The respiratory tract is a major portal of entry for viruses into the body. Infection of the respiratory tract can, if severe, induce life-threatening damage to the lungs. Various strategies to control virus replication and to limit immune-mediated inflammation and tissue injury have evolved in the respiratory tract. Multiple innate immune cell types, particularly dendritic cells (DCs), within the pulmonary interstitium and between airway epithelial cells are strategically poised to recognize and sample airway particulates, such as viruses. In response to respiratory virus infection, several distinct DC subsets are stimulated to migrate from the site of infection in the lungs to the draining lymph nodes.
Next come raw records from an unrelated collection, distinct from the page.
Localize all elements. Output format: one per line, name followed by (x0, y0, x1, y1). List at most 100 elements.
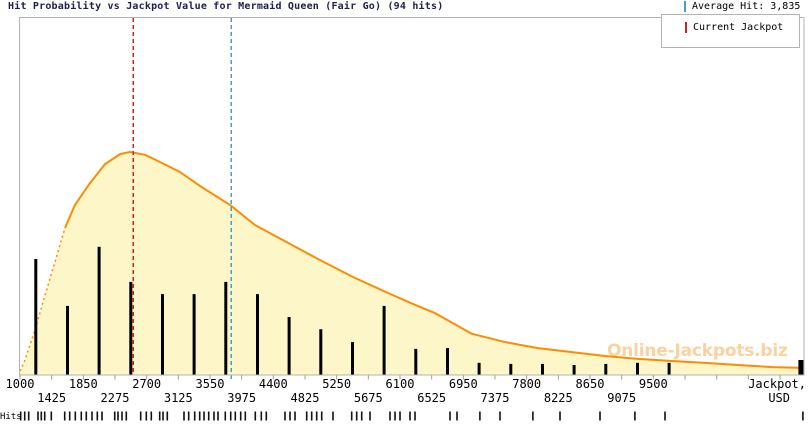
histogram-bar (414, 348, 418, 375)
hit-rug-tick (634, 411, 636, 421)
hit-rug-tick (158, 411, 161, 421)
hit-rug-tick (244, 411, 247, 421)
hit-rug-tick (802, 411, 804, 421)
hit-rug-tick (40, 411, 43, 421)
hit-rug-tick (559, 411, 561, 421)
hit-rug-tick (499, 411, 501, 421)
average-hit-line-marker-icon (684, 1, 686, 12)
watermark: Online-Jackpots.biz (607, 341, 788, 361)
hit-rug-tick (599, 411, 601, 421)
x-tick-label: 9075 (607, 391, 637, 405)
hit-rug-tick (193, 411, 196, 421)
hit-rug-tick (117, 411, 119, 421)
histogram-bar (667, 362, 671, 375)
legend-item-current-jackpot: Current Jackpot (685, 22, 783, 33)
hit-rug-tick (80, 411, 83, 421)
hit-rug-tick (43, 411, 46, 421)
hit-rug-tick (63, 411, 66, 421)
hit-rug-tick (289, 411, 291, 421)
hit-rug-tick (207, 411, 210, 421)
histogram-bar (192, 294, 196, 375)
hit-rug-tick (96, 411, 99, 421)
histogram-bar (161, 294, 164, 375)
x-tick-label: 8225 (543, 391, 573, 405)
hit-rug-tick (139, 411, 142, 421)
x-tick-label: 4400 (258, 377, 288, 391)
current-jackpot-label: Current Jackpot (693, 22, 784, 33)
hit-rug-tick (315, 411, 318, 421)
x-tick-label: 8650 (575, 377, 605, 391)
hit-rug-tick (19, 411, 22, 421)
x-tick-label: 1425 (37, 391, 67, 405)
hit-rug-tick (198, 411, 201, 421)
histogram-bar (97, 246, 101, 375)
histogram-bar (34, 259, 38, 375)
histogram-bar (509, 363, 513, 375)
hit-rug-tick (50, 411, 53, 421)
histogram-bar (541, 363, 544, 375)
legend-box: Current Jackpot (661, 14, 800, 48)
hit-rug-tick (23, 411, 26, 421)
hit-rug-tick (68, 411, 71, 421)
hit-rug-tick (394, 411, 396, 421)
x-tick-label: 2275 (100, 391, 130, 405)
hit-rug-tick (409, 411, 411, 421)
histogram-bar (382, 305, 386, 375)
x-tick-label: 7800 (512, 377, 542, 391)
x-tick-label: 6525 (417, 391, 447, 405)
histogram-bar (636, 362, 639, 375)
hit-rug-tick (456, 411, 458, 421)
hit-rug-tick (239, 411, 242, 421)
x-tick-label: 5675 (353, 391, 383, 405)
hit-rug-tick (183, 411, 185, 421)
hit-rug-tick (113, 411, 116, 421)
hit-rug-tick (145, 411, 148, 421)
hit-rug-tick (121, 411, 123, 421)
hit-rug-tick (350, 411, 353, 421)
density-curve (64, 150, 804, 369)
hit-rug-tick (332, 411, 334, 421)
plot-border (19, 17, 805, 376)
histogram-bar (477, 362, 481, 375)
histogram-bar (572, 365, 576, 375)
hit-rug-tick (254, 411, 257, 421)
hit-rug-tick (389, 411, 391, 421)
hit-rug-tick (229, 411, 232, 421)
density-curve-dotted-segment (19, 227, 66, 372)
hit-rug-tick (162, 411, 164, 421)
hits-rug-label: Hits (0, 412, 22, 422)
hit-rug-tick (310, 411, 313, 421)
histogram-bar (129, 281, 133, 375)
hit-rug-tick (37, 411, 39, 421)
hit-rug-tick (150, 411, 153, 421)
x-tick-label: 1850 (68, 377, 98, 391)
x-axis-unit-label-line2: USD (768, 391, 790, 405)
chart-title: Hit Probability vs Jackpot Value for Mer… (8, 1, 444, 12)
hit-rug-tick (449, 411, 451, 421)
histogram-bar (319, 329, 323, 375)
hit-rug-tick (260, 411, 263, 421)
hit-rug-tick (91, 411, 93, 421)
hit-rug-tick (369, 411, 371, 421)
hit-rug-tick (305, 411, 308, 421)
hit-rug-tick (664, 411, 666, 421)
histogram-bar (604, 363, 608, 375)
histogram-bar (224, 281, 228, 375)
histogram-bar (287, 317, 291, 375)
x-axis-unit-label-line1: Jackpot, (748, 377, 806, 391)
hit-rug-tick (355, 411, 358, 421)
x-tick-label: 3975 (227, 391, 257, 405)
histogram-bar (798, 360, 804, 375)
x-tick-label: 5250 (322, 377, 352, 391)
hit-rug-tick (203, 411, 205, 421)
hit-rug-tick (532, 411, 534, 421)
hit-rug-tick (213, 411, 215, 421)
legend-item-average-hit: Average Hit: 3,835 (684, 1, 800, 12)
hit-rug-tick (479, 411, 481, 421)
histogram-bar (351, 342, 354, 375)
hit-rug-tick (414, 411, 416, 421)
hit-rug-tick (320, 411, 323, 421)
hit-rug-tick (166, 411, 169, 421)
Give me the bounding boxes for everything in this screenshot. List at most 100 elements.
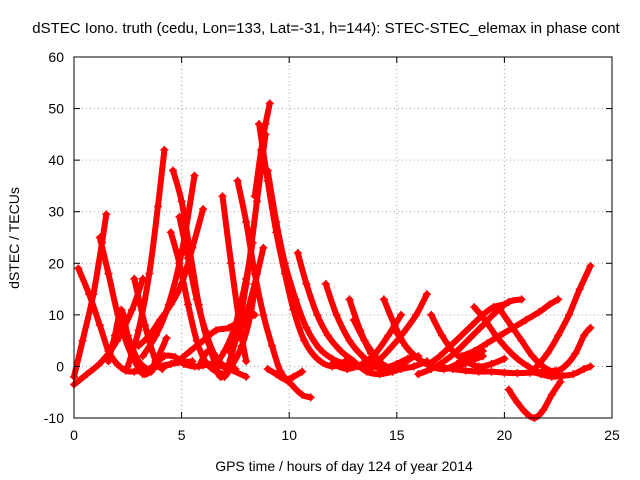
- data-point: [500, 300, 509, 309]
- chart-title: dSTEC Iono. truth (cedu, Lon=133, Lat=-3…: [32, 20, 620, 37]
- data-point: [242, 218, 251, 227]
- y-tick-label: 20: [48, 255, 64, 271]
- data-point: [491, 331, 500, 340]
- data-series-line: [360, 290, 431, 371]
- data-point: [242, 372, 251, 381]
- data-point: [500, 354, 509, 363]
- x-axis-label: GPS time / hours of day 124 of year 2014: [215, 458, 473, 474]
- data-point: [575, 285, 584, 294]
- y-tick-label: 40: [48, 152, 64, 168]
- data-point: [82, 370, 91, 379]
- data-series-line: [532, 261, 595, 371]
- data-point: [539, 406, 548, 415]
- data-series-line: [496, 305, 595, 376]
- data-point: [517, 295, 526, 304]
- data-point: [390, 321, 399, 330]
- data-point: [160, 362, 169, 371]
- data-point: [554, 331, 563, 340]
- data-series-line: [504, 377, 565, 422]
- data-point: [313, 310, 322, 319]
- data-point: [123, 331, 132, 340]
- data-point: [545, 300, 554, 309]
- data-point: [547, 390, 556, 399]
- data-point: [104, 269, 113, 278]
- data-point: [564, 310, 573, 319]
- series-marker-texture: [460, 298, 559, 357]
- data-point: [149, 362, 158, 371]
- data-point: [481, 316, 490, 325]
- data-point: [358, 352, 367, 361]
- data-point: [513, 398, 522, 407]
- series-marker-texture: [77, 267, 193, 373]
- data-point: [470, 346, 479, 355]
- data-point: [500, 368, 509, 377]
- data-point: [201, 326, 210, 335]
- data-point: [306, 393, 315, 402]
- data-point: [586, 261, 595, 270]
- data-point: [474, 367, 483, 376]
- data-point: [379, 295, 388, 304]
- data-point: [554, 295, 563, 304]
- data-point: [160, 352, 169, 361]
- x-tick-label: 20: [497, 427, 513, 443]
- data-point: [194, 362, 203, 371]
- data-point: [315, 344, 324, 353]
- data-point: [349, 357, 358, 366]
- data-point: [190, 171, 199, 180]
- series-path: [497, 306, 594, 375]
- series-marker-texture: [325, 283, 428, 373]
- data-point: [134, 326, 143, 335]
- data-point: [162, 334, 171, 343]
- data-point: [328, 359, 337, 368]
- data-point: [489, 303, 498, 312]
- x-tick-label: 5: [178, 427, 186, 443]
- data-point: [382, 362, 391, 371]
- series-path: [505, 378, 564, 422]
- data-point: [478, 352, 487, 361]
- data-point: [547, 372, 556, 381]
- data-point: [560, 362, 569, 371]
- data-point: [532, 362, 541, 371]
- data-point: [336, 346, 345, 355]
- data-point: [78, 336, 87, 345]
- series-marker-texture: [213, 242, 254, 367]
- data-point: [130, 367, 139, 376]
- y-axis-ticks: -10 0 10 20 30 40 50 60: [44, 49, 612, 426]
- data-point: [422, 290, 431, 299]
- data-point: [218, 192, 227, 201]
- data-point: [186, 346, 195, 355]
- data-point: [293, 248, 302, 257]
- data-point: [504, 297, 513, 306]
- data-series-line: [263, 166, 375, 374]
- data-point: [166, 300, 175, 309]
- data-point: [130, 274, 139, 283]
- data-point: [188, 243, 197, 252]
- y-tick-label: 50: [48, 101, 64, 117]
- data-point: [470, 303, 479, 312]
- data-point: [242, 357, 251, 366]
- y-tick-label: -10: [44, 410, 64, 426]
- data-point: [521, 316, 530, 325]
- data-point: [265, 99, 274, 108]
- data-point: [321, 279, 330, 288]
- data-point: [468, 321, 477, 330]
- data-point: [302, 279, 311, 288]
- data-point: [280, 259, 289, 268]
- data-point: [414, 354, 423, 363]
- y-tick-label: 30: [48, 204, 64, 220]
- data-point: [250, 279, 259, 288]
- data-point: [536, 370, 545, 379]
- data-point: [259, 243, 268, 252]
- data-point: [255, 120, 264, 129]
- data-point: [558, 371, 567, 380]
- y-tick-label: 60: [48, 49, 64, 65]
- data-point: [483, 339, 492, 348]
- data-point: [145, 269, 154, 278]
- data-point: [453, 346, 462, 355]
- data-point: [173, 357, 182, 366]
- data-point: [425, 359, 434, 368]
- data-point: [160, 145, 169, 154]
- data-point: [272, 218, 281, 227]
- data-series-line: [425, 300, 509, 368]
- data-point: [252, 197, 261, 206]
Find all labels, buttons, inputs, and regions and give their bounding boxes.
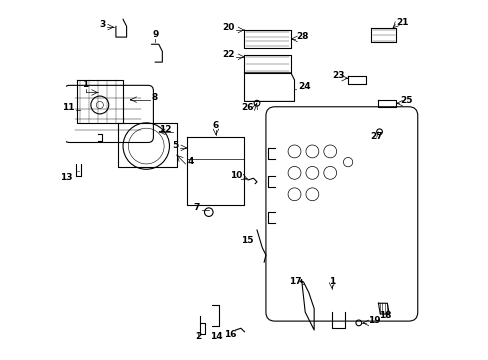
Text: 1: 1 xyxy=(82,80,88,89)
Text: 28: 28 xyxy=(296,32,308,41)
Text: 24: 24 xyxy=(298,82,310,91)
Text: 5: 5 xyxy=(172,141,178,150)
Text: 19: 19 xyxy=(367,316,380,325)
Text: 3: 3 xyxy=(99,20,105,29)
Text: 6: 6 xyxy=(212,121,219,130)
Text: 22: 22 xyxy=(222,50,234,59)
Text: 12: 12 xyxy=(159,125,171,134)
Text: 18: 18 xyxy=(379,311,391,320)
Text: 16: 16 xyxy=(224,330,236,339)
Text: 8: 8 xyxy=(151,93,158,102)
Text: 15: 15 xyxy=(241,235,253,244)
Text: 17: 17 xyxy=(288,276,301,285)
Text: 21: 21 xyxy=(395,18,408,27)
Text: 27: 27 xyxy=(369,132,382,141)
Text: 26: 26 xyxy=(241,103,253,112)
Text: 20: 20 xyxy=(222,23,234,32)
Text: 10: 10 xyxy=(230,171,242,180)
Text: 7: 7 xyxy=(193,203,200,212)
Text: 13: 13 xyxy=(60,173,72,182)
Text: 14: 14 xyxy=(209,332,222,341)
Text: 2: 2 xyxy=(195,332,201,341)
Text: 11: 11 xyxy=(62,103,75,112)
Text: 9: 9 xyxy=(152,30,158,39)
Text: 1: 1 xyxy=(328,276,334,285)
Text: 25: 25 xyxy=(399,96,411,105)
Text: 4: 4 xyxy=(187,157,193,166)
Text: 23: 23 xyxy=(331,71,344,80)
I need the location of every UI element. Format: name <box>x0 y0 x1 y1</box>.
Here, these migrant DCs have a crucial role in initiating the antivirus adaptive immune response to the invading viruses. After entering the infected lungs, effector T cells that were generated in the lymph nodes undergo further modifications that are shaped by the inflammatory milieu. Co-stimulatory receptor–ligand interactions between effector T cells and various cell types presenting viral antigens in the infected lungs modulate the host adaptive immune response in situ. Effector T cells that produce pro-inflammatory mediators are also the major producers of regulatory (anti-inflammatory) cytokines, providing a fine-tuning mechanism of self-control by effector T cells responding to viruses in the inflamed tissue. The immune mechanisms that control virus replication and/or excessive inflammation in the virus-infected lungs can also predispose the individual recovering from a virus infection to bacterial superinfection. Therapeutic strategies should consider balancing the need to inhibit virus replication and excessive inflammation with the need to optimize the antibacterial functions of innate immune phagocytes, which are crucial for clearing the bacteria from the lungs.